La jeune fille riait silencieusement de bonheur devant l’agitation incessante de «Vif Argent» tout en lui chuchotant de prendre garde à ne pas éveiller le petit homme tant que la métamorphose n’est pas terminée. Le farfadet exécutait sa tâche en prenant soin que tout corresponde au désir insufflé par les rêves du dormeur. Puis par un claquement de doigts de la belle disparut...
Dans la nuit réalité, le feu s’est pourtant éteint. Les chandelles sur le rebord de la cheminée se sont consumées. La marmite dans l’âtre s’est tue. Le vent glissant sous la porte glace le petit homme qui se réveille sous la morsure d’un grand froid qui l’envahit jusqu‘aux os.
Alors qu’il étire ses membres engourdis d’avoir longtemps rêvé. Puis il plisse les les paupières un instant pour soulager ses yeux secs, et c’est en les ouvrant éveillés que tout commença autrement... Comme dans son rêve...
Les mets sur la table endimanchée parfumaient à nouveau la pièce de douces saveurs. La liseuse recouverte de coussins mordorés apparaissait confortable et accueillante. Le feu ravivé distillait la bonne chaleur. S’asseyant dans son lit il effleure d’une main l’édredon soyeux, tandis que l’autre rencontre un coussin festonné de dentelles, alors il se loge aux creux des draps satinés...
Que s’est-il passé durant mon sommeil se demande le petit homme: - suis-je donc mort? Est-ce le paradis?

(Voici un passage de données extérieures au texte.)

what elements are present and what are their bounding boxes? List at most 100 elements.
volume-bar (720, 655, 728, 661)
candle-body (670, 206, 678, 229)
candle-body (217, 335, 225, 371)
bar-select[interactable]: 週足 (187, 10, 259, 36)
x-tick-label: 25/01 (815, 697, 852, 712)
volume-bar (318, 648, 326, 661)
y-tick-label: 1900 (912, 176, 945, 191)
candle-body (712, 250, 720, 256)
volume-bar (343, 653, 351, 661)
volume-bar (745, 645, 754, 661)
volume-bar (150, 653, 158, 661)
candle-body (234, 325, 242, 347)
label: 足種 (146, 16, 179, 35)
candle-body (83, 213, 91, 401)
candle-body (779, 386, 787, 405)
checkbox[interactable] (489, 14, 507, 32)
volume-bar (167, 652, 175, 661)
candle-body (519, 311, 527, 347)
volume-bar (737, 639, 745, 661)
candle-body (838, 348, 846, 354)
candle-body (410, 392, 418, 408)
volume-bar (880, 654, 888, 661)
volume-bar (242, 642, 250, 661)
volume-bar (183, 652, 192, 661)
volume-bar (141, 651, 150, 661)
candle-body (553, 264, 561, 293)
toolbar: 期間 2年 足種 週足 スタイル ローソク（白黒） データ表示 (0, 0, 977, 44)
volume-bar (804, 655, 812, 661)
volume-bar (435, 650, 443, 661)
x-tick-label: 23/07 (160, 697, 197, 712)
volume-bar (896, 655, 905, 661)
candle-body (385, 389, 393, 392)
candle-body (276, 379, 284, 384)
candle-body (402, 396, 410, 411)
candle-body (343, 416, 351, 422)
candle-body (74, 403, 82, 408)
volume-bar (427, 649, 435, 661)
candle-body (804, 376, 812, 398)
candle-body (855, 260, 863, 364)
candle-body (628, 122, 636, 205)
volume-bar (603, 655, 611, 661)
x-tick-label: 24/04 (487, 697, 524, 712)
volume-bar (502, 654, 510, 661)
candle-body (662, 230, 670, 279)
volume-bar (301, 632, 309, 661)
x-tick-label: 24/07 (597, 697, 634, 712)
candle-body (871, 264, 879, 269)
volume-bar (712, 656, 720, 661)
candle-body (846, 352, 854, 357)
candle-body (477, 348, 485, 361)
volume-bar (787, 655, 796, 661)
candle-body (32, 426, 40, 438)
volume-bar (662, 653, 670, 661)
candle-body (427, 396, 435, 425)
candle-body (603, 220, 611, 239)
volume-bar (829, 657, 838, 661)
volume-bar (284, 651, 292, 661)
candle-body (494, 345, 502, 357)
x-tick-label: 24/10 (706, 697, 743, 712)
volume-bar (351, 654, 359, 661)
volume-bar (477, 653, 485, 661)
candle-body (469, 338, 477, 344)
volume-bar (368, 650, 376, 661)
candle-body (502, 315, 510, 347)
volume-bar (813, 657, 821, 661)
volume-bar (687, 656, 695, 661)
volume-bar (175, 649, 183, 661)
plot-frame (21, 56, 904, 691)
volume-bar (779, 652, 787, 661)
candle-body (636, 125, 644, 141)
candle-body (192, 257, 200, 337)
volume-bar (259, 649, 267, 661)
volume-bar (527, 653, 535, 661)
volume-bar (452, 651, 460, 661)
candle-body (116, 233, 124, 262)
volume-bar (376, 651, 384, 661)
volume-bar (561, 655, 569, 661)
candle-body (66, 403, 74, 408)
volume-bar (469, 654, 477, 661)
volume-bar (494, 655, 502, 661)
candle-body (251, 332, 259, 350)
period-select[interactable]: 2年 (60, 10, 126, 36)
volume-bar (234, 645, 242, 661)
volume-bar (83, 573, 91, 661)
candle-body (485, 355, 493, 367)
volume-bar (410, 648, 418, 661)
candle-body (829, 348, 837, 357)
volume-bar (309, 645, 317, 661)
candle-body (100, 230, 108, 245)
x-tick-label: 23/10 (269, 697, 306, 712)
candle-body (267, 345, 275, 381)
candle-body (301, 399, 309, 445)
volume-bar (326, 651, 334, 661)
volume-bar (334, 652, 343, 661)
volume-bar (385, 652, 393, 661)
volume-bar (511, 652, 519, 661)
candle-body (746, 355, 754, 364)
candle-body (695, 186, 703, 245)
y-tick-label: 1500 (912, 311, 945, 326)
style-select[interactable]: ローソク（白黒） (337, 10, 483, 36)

Un son soudain le fait bondir vers la porte, il y colle une oreille vaguement inquisitrice et croit entendre piaffer de l‘autre côté. revient en hâte vers le lit, glisse ses pieds dans la paire de chausses de brocards, et ouvre la porte... Et là, voici que devant lui, il découvre avec stupéfaction un cheval blanc, attelé à un cabriolet. Ne comprenant plus rien à cette situation kafkaïenne, il prit néanmoins le parchemin qu’un homme en livrée lui tendait. Après en avoir lu le contenu il décida que son rêve avait du bon, alors il alla prendre sur la méridienne, un collant chamarré brodé d’or, une chemise à jabots, une redingote de velours bordeaux, une montre à gousset, un catogan afin de se vêtir proprement, mais en passant devant la psyché pour s‘assurer de sa mise, il vit l’image d’un jeune homme fringant dans ses bottes, ne souffrant d’aucun handicap, et présentant un charme certain.
Certes, cette histoire me direz-vous est peut-être trop enfantine, mais sachez qu’à tout âge un homme sensible reste en son intérieur un enfant qui à besoin de rêver souvent pour s’accepter tel qu’il est: pauvre d’amour maternel en somme, bien que de bonne morale résiduelle... Alors, s’il vous arrivait de savoir aider une personne dans la peine qui ne se serait pas reconnue en vous qui trop l’avez vécue sachez que la vie imprévue pourrait bien vous mener ensuite à des évènements, prometteurs de meilleure fortune.